To participate in MerMay, all you have to do is draw a mermaid, post it on social media with the hashtags #MerMay and #MerMay2021. 
 
You can find a daily prompt list at mermay.com for inspiration. There are no other hard and fast rules. 
 

You can use any medium you like. Some people try to draw one mermaid every day, but you can draw as many or as few as you like. 

Planning for an Art Challenge 

When I commit to an art challenge I like to have a plan. There’s nothing wrong with taking a looser approach or doing a challenge just for fun, especially if you already have too much on your plate.

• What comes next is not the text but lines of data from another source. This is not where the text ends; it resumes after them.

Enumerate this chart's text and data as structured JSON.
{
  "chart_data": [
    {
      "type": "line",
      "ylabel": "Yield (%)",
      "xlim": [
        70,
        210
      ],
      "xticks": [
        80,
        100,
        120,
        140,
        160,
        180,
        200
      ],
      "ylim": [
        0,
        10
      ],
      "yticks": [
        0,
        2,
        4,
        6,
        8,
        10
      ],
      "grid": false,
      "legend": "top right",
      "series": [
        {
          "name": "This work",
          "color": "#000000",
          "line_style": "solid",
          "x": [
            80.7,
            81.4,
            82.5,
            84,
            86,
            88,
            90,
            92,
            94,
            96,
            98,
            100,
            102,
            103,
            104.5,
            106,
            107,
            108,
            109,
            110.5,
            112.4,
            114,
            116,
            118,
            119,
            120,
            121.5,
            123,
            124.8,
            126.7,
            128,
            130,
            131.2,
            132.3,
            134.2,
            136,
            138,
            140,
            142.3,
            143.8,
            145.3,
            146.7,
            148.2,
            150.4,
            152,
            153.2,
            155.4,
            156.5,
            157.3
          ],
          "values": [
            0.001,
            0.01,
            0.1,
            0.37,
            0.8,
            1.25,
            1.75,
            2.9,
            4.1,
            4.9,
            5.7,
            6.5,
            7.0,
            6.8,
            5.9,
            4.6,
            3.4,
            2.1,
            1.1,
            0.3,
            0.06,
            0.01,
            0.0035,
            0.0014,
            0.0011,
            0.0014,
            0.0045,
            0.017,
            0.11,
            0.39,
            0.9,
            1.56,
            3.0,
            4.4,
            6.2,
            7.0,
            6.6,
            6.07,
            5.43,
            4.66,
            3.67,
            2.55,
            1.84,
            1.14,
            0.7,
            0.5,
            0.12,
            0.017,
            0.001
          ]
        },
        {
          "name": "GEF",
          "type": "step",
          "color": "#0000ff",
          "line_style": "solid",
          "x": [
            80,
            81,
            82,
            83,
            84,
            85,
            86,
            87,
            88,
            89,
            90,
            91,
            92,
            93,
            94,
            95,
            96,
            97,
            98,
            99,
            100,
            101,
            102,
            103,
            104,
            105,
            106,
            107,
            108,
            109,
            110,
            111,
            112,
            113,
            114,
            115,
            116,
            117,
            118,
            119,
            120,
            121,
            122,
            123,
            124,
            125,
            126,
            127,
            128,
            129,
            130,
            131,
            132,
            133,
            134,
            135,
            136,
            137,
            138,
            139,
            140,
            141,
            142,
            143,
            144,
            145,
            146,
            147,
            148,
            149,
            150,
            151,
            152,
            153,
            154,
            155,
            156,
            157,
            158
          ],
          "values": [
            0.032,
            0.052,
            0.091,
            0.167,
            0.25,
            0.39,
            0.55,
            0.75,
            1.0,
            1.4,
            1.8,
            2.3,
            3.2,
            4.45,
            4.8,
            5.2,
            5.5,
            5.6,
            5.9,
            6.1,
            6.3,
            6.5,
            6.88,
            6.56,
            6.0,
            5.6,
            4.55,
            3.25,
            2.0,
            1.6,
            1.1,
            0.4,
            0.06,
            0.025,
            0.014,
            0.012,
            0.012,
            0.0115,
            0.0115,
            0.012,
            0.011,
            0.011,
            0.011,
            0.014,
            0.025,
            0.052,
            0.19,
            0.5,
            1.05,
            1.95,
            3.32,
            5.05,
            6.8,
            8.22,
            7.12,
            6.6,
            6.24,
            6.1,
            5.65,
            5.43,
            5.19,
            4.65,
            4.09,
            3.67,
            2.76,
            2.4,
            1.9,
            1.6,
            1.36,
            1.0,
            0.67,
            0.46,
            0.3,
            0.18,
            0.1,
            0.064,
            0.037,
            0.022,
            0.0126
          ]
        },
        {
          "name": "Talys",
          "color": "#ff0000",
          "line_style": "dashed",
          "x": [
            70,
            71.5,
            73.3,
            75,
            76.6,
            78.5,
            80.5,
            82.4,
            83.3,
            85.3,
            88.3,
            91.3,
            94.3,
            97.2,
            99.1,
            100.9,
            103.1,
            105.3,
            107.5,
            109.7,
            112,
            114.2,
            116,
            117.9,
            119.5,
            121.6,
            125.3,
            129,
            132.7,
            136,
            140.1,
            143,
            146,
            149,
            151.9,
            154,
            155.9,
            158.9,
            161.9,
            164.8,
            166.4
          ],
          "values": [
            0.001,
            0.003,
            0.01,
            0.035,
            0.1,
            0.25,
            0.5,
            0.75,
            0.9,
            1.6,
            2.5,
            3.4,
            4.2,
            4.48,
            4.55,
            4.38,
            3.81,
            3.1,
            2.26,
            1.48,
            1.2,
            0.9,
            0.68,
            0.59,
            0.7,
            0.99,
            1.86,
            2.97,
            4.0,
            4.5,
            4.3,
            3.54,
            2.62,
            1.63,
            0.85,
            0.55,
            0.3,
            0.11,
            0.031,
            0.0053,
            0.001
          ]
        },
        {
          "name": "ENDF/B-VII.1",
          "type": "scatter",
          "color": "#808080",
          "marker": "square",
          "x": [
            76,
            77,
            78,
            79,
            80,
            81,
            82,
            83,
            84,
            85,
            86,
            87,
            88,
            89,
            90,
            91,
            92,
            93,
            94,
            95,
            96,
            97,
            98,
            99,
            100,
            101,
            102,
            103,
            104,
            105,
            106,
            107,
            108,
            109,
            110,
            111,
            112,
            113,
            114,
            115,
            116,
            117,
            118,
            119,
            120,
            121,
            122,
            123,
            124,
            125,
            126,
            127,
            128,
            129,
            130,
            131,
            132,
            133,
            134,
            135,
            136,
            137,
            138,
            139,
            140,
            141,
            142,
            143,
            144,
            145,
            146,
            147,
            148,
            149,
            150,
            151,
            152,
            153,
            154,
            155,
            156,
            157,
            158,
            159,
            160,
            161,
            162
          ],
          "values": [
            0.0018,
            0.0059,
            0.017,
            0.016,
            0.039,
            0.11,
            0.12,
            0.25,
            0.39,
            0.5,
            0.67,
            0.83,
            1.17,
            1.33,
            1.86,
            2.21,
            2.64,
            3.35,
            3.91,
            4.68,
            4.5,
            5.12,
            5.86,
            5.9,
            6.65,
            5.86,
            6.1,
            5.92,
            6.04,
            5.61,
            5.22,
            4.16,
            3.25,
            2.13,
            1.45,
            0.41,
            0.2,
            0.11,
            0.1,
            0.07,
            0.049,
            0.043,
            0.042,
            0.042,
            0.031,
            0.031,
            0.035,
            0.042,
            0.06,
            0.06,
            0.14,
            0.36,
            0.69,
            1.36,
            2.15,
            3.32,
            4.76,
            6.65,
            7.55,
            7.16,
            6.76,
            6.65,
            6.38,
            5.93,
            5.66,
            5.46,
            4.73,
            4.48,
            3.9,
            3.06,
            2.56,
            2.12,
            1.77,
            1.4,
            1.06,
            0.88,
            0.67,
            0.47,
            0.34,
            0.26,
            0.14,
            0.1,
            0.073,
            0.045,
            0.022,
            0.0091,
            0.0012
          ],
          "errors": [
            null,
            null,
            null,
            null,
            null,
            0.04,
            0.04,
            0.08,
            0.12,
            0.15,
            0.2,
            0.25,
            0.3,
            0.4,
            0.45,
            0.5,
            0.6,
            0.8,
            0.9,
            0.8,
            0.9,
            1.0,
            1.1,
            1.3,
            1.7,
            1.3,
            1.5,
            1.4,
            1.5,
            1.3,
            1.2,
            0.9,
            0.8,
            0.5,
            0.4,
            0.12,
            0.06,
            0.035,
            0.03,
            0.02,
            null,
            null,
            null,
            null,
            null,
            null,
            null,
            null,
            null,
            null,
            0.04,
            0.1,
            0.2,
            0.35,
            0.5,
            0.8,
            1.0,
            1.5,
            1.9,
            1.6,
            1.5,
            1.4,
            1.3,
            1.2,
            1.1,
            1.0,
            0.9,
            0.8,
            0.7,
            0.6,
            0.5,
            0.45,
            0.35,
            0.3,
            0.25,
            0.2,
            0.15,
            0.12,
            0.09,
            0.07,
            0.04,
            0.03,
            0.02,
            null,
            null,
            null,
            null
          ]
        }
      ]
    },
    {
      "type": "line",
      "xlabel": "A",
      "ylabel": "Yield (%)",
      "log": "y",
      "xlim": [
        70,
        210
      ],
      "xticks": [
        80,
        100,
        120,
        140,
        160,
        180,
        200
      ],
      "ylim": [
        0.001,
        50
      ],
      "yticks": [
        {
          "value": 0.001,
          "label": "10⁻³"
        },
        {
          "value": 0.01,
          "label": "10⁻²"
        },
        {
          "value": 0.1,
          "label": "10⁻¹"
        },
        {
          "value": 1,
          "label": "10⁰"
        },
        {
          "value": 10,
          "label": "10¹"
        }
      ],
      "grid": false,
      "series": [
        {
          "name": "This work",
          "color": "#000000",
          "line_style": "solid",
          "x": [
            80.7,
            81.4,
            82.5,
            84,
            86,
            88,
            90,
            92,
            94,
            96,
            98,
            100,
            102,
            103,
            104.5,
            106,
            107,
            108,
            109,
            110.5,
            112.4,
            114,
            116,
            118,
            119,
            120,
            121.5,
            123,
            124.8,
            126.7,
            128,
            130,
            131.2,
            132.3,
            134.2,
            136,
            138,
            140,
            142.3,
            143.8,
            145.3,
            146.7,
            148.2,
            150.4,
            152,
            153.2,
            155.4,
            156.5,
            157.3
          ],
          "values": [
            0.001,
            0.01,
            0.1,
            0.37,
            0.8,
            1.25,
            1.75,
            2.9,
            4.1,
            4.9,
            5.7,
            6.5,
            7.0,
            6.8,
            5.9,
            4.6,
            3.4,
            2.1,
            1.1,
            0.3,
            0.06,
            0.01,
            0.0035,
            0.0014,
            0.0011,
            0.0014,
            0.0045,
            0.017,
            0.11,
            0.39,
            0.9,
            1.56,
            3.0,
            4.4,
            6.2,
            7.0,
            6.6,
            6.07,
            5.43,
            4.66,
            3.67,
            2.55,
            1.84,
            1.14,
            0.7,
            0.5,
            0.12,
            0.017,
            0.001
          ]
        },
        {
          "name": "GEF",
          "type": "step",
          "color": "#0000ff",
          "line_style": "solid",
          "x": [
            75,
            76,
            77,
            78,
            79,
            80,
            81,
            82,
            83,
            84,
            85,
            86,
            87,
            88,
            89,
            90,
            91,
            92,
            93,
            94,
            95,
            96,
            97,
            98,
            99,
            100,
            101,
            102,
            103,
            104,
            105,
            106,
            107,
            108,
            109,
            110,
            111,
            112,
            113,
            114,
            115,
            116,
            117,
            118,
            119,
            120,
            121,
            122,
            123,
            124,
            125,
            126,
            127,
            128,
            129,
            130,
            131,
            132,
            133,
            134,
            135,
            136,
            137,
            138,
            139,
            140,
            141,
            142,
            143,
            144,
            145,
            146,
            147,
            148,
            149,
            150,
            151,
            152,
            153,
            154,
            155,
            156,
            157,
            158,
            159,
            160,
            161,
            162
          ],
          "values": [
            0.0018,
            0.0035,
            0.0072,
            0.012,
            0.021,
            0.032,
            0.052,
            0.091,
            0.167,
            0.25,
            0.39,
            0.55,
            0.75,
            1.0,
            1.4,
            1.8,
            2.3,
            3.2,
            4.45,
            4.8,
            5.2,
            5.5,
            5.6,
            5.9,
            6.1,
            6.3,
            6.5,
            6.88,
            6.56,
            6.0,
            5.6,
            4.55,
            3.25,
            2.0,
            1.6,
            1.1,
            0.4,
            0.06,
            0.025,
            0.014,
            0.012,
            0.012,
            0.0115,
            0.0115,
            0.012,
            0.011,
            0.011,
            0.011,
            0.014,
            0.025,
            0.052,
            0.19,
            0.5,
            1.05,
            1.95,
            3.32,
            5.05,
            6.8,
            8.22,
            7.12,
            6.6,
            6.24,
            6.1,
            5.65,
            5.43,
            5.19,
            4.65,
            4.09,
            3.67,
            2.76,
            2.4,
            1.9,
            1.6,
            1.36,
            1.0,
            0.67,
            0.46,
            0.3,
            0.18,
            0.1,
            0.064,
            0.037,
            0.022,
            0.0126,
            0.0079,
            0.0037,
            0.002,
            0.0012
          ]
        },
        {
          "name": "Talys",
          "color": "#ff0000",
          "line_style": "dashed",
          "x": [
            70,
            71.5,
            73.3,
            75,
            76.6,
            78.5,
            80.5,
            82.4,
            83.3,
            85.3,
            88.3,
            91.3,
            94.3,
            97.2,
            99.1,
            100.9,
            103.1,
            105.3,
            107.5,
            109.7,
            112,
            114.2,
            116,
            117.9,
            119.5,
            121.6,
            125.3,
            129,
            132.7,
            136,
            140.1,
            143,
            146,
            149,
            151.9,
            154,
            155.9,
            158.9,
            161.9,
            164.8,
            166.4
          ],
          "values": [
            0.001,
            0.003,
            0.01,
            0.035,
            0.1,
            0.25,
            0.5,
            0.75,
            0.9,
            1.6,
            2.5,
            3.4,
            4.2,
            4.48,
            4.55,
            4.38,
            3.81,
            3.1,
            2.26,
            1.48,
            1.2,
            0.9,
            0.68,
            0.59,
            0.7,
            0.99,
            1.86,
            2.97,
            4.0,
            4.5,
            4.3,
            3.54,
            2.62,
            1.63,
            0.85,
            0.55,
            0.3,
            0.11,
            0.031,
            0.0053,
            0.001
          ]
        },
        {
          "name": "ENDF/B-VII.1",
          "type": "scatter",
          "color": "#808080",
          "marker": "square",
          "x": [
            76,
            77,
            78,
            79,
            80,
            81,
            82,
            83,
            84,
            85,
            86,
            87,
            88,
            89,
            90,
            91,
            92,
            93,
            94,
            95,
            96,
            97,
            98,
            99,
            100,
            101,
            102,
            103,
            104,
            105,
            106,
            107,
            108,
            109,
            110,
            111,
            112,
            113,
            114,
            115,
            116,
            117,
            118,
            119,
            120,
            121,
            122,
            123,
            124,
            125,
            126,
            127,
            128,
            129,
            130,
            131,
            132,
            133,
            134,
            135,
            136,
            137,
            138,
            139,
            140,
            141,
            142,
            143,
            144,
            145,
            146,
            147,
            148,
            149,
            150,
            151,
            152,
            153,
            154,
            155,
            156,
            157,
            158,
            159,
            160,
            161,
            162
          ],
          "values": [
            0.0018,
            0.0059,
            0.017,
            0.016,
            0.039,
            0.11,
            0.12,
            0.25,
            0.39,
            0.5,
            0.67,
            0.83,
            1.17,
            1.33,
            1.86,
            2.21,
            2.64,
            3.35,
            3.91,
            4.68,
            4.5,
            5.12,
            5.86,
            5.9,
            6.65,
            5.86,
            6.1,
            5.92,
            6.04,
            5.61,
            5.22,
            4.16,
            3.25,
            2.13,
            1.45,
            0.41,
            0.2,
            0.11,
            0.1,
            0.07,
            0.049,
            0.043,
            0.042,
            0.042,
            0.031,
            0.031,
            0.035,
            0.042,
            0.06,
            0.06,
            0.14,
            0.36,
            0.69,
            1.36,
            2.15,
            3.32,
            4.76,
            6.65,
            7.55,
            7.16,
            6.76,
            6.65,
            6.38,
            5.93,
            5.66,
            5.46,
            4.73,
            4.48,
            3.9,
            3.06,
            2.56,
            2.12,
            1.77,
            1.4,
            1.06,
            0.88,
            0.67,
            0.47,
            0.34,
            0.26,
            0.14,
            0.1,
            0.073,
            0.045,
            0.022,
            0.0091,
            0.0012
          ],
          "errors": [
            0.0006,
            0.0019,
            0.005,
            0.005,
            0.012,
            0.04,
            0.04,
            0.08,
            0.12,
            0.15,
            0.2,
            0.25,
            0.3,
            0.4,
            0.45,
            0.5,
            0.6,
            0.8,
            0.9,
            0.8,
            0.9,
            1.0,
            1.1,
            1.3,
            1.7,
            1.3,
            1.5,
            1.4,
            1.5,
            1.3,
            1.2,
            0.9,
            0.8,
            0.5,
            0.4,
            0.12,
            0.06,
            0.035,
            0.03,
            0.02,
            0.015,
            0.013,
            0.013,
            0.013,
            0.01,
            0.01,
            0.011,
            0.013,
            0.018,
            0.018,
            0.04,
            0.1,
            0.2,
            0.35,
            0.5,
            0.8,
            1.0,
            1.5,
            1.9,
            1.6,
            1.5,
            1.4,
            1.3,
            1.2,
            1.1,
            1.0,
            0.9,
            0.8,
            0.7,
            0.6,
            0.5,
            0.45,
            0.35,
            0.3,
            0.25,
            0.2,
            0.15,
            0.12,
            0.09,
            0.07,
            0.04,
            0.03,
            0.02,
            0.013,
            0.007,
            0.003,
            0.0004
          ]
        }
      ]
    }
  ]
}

I like to use art challenges as opportunities to work towards a goal or practice techniques I want to improve.
 
So how does one plan for an art challenge like MerMay?

1. Set a goal. 

Decide what you want to gain or achieve by participating in an art challenge. 
 
Do you want to improve your watercolour technique or flex your character design muscles? Perhaps you want to kickstart your creativity or get inspired to make new work. Or maybe you just want to get into the habit of making art.
 
Be specific and write down your goal.
 

2. Set guidelines.

It may seem counterintuitive to restrict yourself when you are trying to be creative and let ideas flow, but for those of us who get overwhelmed by unlimited choices, setting guidelines for your challenge can keep you from getting stuck. Decide ahead of time what rules you will follow and write them down.
 
What will your schedule (realistically) be? What materials will you use? Will you restrict yourself to traditional media or a certain size canvas? 
 
Make sure that your rules support your original goal. For example, you might decide to sketch mermaids, but not colour them because your goal is to improve your draftsmanship.
 
Remember that this is your art challenge. Don’t feel bound by official rules if they don’t serve you. There is no art police!
 

3. Gather Materials

Make sure you have everything you need well in advance. 
 
There’s nothing worse than being motivated to get started on your challenge and realizing you need to order a new sketchbook or finding out those special pearlescent watercolours you wanted to use are sold out.
 

4. Prepare Your Ideas

Maybe you want to be spontaneous and do everything in May. That’s an admirable and ambitious goal.

But, most people don’t have time to come up with an idea and also turn it into a fully finished piece of artwork every single day for a month. 
 
If I’m using a prompt list I always like to spend some time brainstorming ideas. The dictionary and thesaurus help find unexpected alternate meanings for prompt words.

Once I have a list of ideas, I’ll make thumbnails for each one, and if I have time I’ll do some rough sketches.
 

Is it cheating to draw ahead?  

People on the internet have all sorts of opinions about how much advanced preparation is allowed for these types of challenges. But your decision to complete an art challenge is personal and it’s nobody else’s business how you choose to approach it.

I think you should do whatever you need to do to set yourself up for success. When in doubt, always refer back to your goal. If your goal was to improve your water control in your paintings, drawing a mermaid off the top of your head every day isn’t necessary to achieve that objective.
 
Art challenges can be fun and rewarding. They are a great tool for helping you grow your creative skills. They can also provide inspiration and encouragement to make more art and put it out into the world. I hope you’ll join me for MerMay this year!
 

Kristin Wauson is a children’s book author/illustrator and certified yoga teacher based in Austin, Texas. She’s a wife, mother of boys, a chocolate lab and a dragon (a bearded dragon, that is). When she’s not making picture books, you’ll probably find her fermenting something, baking or cooking up a new recipe. She is represented by Adria Goetz at Martin Literary Management.